Tools
Everything Deadrop does in the browser, you can do from a terminal or your own infrastructure. One normative spec, one set of published test vectors, four implementations that all speak it: this site, the CLI, the self-host server, and the crypto library they share.
CLI
Send, receive, request, and claim one-time secrets from any shell. Encryption happens locally; the server only ever sees ciphertext — same guarantee as the website.
npm install -g @deadrop/cli
deadrop send "the secret" # one-time link, burns on open
deadrop receive "<url>" # open and burn
deadrop request "staging DB password" # ask someone for a secret
deadrop fulfill "<request-url>" # answer a request
deadrop claim "<claim-url>" # collect the answer (burns it) Pipes work the way you'd hope (cat .env | deadrop send),
output has --json and --quiet modes
for scripting, and passwords prompt without echo.

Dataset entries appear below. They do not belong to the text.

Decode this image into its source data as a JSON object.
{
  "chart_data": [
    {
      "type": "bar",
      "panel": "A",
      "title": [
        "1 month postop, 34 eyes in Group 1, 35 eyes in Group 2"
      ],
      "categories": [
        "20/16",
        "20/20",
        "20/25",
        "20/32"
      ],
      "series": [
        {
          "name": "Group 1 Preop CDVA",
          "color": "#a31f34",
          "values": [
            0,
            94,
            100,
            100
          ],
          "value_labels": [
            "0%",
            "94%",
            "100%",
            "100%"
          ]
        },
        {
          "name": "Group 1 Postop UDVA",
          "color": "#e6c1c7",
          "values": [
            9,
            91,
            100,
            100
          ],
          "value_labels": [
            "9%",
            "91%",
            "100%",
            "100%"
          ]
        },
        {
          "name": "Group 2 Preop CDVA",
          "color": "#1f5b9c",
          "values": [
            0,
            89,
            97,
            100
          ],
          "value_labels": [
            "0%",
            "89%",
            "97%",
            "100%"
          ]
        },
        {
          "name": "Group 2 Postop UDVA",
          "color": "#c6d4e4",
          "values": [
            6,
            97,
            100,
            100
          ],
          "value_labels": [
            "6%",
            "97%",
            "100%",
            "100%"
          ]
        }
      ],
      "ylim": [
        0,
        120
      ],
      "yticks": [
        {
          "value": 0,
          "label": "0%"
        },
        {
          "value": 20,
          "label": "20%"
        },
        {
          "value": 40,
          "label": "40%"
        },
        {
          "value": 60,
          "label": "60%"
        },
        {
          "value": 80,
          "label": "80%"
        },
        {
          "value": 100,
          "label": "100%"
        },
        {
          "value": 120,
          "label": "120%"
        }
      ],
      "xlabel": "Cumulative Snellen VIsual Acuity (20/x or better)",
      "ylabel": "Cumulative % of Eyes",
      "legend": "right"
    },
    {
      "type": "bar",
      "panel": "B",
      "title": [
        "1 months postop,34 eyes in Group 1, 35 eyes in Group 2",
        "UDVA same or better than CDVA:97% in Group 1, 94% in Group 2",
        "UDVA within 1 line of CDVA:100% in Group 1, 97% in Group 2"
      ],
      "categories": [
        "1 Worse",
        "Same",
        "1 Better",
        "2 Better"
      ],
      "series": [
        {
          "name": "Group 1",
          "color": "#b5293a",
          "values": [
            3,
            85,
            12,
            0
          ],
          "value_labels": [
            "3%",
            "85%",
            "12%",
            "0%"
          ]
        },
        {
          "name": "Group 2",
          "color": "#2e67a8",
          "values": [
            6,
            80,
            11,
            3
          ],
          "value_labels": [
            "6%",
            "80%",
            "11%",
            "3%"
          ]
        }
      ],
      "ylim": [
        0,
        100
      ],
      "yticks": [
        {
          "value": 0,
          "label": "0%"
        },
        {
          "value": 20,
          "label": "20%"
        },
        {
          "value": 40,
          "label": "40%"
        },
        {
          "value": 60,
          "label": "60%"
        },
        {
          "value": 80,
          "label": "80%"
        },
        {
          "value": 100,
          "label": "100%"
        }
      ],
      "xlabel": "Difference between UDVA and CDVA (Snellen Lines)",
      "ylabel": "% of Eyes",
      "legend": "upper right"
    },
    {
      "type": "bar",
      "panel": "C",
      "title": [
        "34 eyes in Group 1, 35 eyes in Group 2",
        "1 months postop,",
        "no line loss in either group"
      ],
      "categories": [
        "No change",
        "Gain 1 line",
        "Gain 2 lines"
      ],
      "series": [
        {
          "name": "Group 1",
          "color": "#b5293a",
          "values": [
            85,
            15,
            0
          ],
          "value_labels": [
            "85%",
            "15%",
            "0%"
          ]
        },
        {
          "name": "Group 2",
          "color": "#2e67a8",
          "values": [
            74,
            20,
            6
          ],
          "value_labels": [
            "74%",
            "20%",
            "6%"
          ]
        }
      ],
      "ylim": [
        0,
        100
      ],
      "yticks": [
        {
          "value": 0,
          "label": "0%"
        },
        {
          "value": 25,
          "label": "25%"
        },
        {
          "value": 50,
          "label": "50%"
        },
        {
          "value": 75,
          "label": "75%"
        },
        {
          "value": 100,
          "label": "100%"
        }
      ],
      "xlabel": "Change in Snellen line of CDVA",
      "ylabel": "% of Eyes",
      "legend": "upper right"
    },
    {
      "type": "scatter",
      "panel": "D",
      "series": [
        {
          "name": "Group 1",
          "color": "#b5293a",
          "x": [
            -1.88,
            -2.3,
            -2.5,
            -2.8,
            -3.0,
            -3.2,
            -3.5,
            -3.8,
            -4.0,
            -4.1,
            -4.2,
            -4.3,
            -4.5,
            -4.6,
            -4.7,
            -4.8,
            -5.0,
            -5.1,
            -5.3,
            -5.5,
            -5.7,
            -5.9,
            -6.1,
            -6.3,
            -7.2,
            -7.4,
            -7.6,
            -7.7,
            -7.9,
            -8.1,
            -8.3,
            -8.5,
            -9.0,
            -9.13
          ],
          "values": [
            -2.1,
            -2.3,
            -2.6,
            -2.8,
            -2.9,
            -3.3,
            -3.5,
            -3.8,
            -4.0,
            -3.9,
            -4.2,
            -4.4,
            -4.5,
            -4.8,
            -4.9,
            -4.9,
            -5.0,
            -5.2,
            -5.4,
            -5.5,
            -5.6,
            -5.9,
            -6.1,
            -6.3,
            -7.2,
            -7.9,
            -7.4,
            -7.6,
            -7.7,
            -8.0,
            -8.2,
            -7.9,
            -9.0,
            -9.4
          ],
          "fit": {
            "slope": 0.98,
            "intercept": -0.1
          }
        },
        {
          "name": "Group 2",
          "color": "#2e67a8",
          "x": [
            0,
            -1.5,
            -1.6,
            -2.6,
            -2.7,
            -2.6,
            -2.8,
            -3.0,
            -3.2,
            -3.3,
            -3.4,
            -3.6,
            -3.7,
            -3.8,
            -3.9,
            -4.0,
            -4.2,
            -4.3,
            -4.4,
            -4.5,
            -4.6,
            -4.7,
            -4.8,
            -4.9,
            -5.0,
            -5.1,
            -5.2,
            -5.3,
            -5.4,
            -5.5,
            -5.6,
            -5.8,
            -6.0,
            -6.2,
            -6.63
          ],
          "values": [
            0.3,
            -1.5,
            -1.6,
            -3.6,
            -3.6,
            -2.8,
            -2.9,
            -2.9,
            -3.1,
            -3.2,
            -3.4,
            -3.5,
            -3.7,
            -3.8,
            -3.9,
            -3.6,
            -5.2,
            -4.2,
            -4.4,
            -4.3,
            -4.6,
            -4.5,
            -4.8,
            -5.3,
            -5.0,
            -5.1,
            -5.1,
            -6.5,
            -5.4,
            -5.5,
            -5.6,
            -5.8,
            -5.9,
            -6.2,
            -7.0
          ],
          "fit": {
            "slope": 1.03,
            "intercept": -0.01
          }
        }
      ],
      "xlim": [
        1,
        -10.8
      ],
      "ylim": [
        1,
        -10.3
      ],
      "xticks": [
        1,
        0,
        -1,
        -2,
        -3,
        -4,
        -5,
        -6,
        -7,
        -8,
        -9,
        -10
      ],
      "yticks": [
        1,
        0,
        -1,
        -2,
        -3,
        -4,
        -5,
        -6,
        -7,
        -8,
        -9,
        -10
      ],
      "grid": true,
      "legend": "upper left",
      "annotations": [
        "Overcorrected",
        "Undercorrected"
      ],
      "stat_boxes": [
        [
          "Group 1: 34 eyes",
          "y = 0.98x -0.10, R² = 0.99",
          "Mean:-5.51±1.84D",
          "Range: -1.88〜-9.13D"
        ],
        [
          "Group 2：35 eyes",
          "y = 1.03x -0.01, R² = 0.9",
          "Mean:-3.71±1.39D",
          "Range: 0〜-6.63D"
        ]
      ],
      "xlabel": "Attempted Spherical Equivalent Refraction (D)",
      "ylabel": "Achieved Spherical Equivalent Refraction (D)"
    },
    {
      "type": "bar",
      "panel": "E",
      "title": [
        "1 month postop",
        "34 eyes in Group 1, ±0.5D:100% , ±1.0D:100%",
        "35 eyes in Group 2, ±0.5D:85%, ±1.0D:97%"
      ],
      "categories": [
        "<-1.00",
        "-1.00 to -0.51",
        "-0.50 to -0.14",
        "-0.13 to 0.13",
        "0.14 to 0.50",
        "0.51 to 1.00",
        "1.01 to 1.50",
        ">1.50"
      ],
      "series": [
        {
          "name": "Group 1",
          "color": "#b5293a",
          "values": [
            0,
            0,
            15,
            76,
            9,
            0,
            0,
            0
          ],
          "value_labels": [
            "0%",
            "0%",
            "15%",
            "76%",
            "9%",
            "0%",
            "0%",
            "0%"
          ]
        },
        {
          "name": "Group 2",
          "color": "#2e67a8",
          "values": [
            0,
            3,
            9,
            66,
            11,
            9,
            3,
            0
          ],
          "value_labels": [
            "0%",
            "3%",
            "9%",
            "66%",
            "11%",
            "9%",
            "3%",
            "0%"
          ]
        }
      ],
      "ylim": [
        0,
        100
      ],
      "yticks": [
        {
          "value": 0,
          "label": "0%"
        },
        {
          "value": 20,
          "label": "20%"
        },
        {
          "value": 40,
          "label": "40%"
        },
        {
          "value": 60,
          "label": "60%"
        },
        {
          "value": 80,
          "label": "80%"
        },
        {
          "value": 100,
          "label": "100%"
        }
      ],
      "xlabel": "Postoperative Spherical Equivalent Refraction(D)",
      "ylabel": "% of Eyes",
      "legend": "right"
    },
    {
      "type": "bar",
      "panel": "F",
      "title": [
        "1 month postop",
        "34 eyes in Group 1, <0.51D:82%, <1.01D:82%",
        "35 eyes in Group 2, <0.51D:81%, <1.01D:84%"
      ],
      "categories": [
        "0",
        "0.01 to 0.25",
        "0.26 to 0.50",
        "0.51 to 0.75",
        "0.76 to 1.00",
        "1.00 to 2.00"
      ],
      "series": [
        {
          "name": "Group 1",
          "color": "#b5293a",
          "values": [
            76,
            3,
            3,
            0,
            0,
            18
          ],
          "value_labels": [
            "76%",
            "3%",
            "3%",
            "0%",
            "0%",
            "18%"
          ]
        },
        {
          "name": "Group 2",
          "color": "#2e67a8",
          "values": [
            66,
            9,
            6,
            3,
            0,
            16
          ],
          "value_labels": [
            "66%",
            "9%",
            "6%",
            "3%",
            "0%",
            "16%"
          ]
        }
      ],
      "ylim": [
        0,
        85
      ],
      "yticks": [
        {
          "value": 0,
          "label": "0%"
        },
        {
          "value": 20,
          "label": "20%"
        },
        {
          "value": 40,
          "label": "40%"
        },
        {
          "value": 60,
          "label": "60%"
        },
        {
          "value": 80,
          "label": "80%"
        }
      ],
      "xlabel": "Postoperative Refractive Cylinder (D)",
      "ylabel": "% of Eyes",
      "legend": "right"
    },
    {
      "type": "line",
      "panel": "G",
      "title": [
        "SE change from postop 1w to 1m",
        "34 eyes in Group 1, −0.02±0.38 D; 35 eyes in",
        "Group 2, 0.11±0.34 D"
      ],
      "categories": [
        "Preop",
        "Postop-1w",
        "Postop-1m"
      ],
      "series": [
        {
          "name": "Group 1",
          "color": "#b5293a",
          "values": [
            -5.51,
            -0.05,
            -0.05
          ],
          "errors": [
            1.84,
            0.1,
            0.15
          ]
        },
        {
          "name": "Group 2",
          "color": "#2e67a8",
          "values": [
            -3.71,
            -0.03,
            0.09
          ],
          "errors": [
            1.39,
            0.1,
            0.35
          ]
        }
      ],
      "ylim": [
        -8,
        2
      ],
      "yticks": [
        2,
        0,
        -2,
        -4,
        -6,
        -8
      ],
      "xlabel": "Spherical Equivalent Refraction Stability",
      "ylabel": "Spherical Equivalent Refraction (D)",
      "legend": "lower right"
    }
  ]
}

Source on GitHub · npm
Self-host server
Don't want to trust our infrastructure? Don't. The server is a single static Go binary in a ~10 MB image — SQLite storage, no external dependencies, full protocol including the request flow.
docker run -d --name deadrop \
-p 8080:8080 \
-v deadrop-data:/data \
ghcr.io/deadrop-dev/server:latest
deadrop send -s http://localhost:8080 "now it never leaves your network" The CLI and the web client work against any server that honors the spec — point them
at yours with -s or DEADROP_SERVER. Source on GitHub
Crypto library
The exact package this site runs in your browser — AES-256-GCM, PBKDF2 password derivation, and the ECDH request flow, built on the Web Crypto API with zero dependencies. Published test vectors pin every implementation to the same bytes.